Last month’s so-called election of a Lebanese President must have seemed to international onlookers an event drenched in degradation, an example of both how low Lebanon’s politicians have sunk and allowed themselves to be manipulated by those who claimed to be their friends — and those the politicians vowed to fight because they sought to destroy Lebanon’s national integrity and kill its leaders.
A more intriguing question begs what actually happened in Doha between the power broking Qataris and Saudis? We have heard the rumors of the night flights in private jets to hammer out a regional accord, but what is certain is that a deal was made. We don’t know the details but the result was that our MPs, like chastised schoolboys, were reduced to obediently writing a name on slip of paper and casting it into the ballot box under the watchful star of the head monitors of the international top table.
Lebanon will bounce back, it always does. Already the tourism ministry is bullish about how many visitors will jet into Beirut the summer season — though we should be satisfied if we get half the 1.6 million visitors predicted to stroll, shop and eat in the recently liberated BCD — and the Beirut Stock Exchange rattled into action even as the tents in Downtown were being dismantled.
Meanwhile, across the Middle East, Iranian leader Mahmoud Ahmadinajad, one of the players that helped shape Lebanon’s shameful sell-out, is sitting pretty after this latest round of real-life Risk. In four years his economic “policy” has been shaped around the twin-pronged approach of insulting the US and the West, hinting at apocalyptic conflict and raising the price of crude oil. It is a rough-and-ready economic policy but one that has seen Iran once again cast as the world’s most menacing nation and its GDP rocket to $300 billion from $123 billion in 2003. There is little sophisticated economics: No labor economics, no sustainable development initiatives, just posturing and revenues.
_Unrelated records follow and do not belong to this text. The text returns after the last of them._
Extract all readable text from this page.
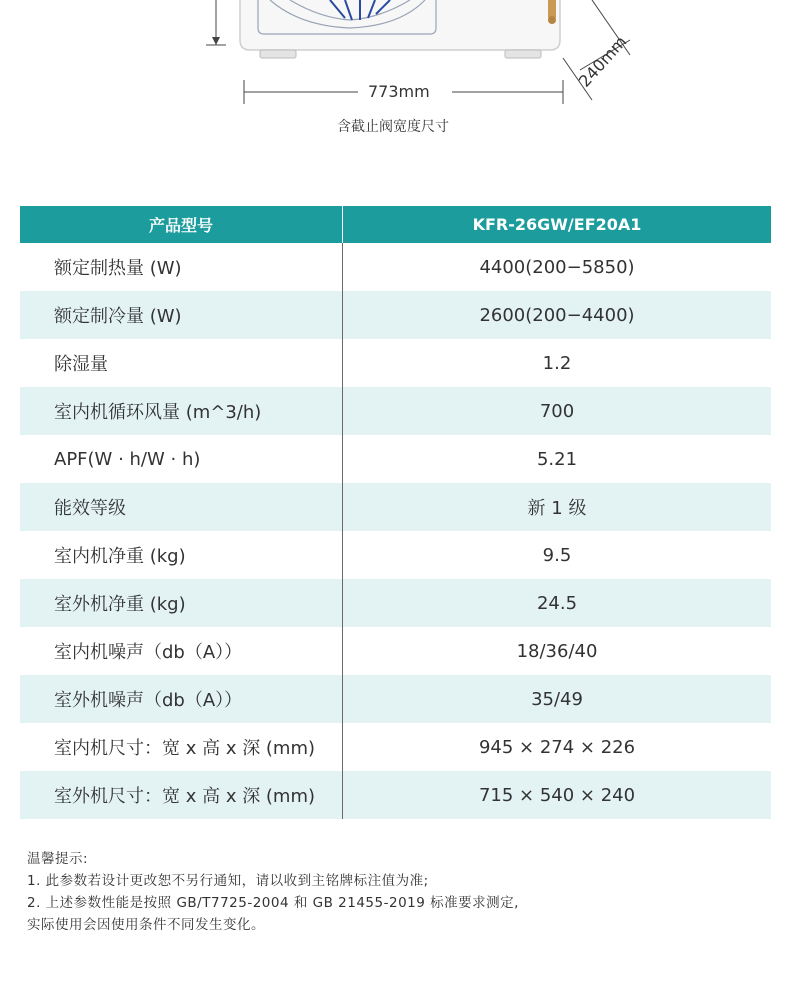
773mm
240mm
含截止阀宽度尺寸
产品型号	KFR-26GW/EF20A1
额定制热量 (W)	4400(200−5850)
额定制冷量 (W)	2600(200−4400)
除湿量	1.2
室内机循环风量 (m^3/h)	700
APF(W · h/W · h)	5.21
能效等级	新 1 级
室内机净重 (kg)	9.5
室外机净重 (kg)	24.5
室内机噪声（db（A））	18/36/40
室外机噪声（db（A））	35/49
室内机尺寸：宽 x 高 x 深 (mm)	945 × 274 × 226
室外机尺寸：宽 x 高 x 深 (mm)	715 × 540 × 240

温馨提示:

1. 此参数若设计更改恕不另行通知，请以收到主铭牌标注值为准;

2. 上述参数性能是按照 GB/T7725-2004 和 GB 21455-2019 标准要求测定,

实际使用会因使用条件不同发生变化。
Has this hurt his enemies? Not as much as you would think. Yes, the major economies are feeling the pinch but the US government in particular is using the illusion of an Iranian threat to secure vital research and development funding for alternative energy sources. Preparing for the next revolution, courtesy of a revolutionary. It makes you think.
But back to Beirut — sept fois détruite et sept fois reconstruite, she is older than all of us and will still be here when we are gone. Beirut will endure. We just hope the powerbrokers of the region will let us show the region what we can do and make our capital proud of our achievements, as much as we are proud of hers.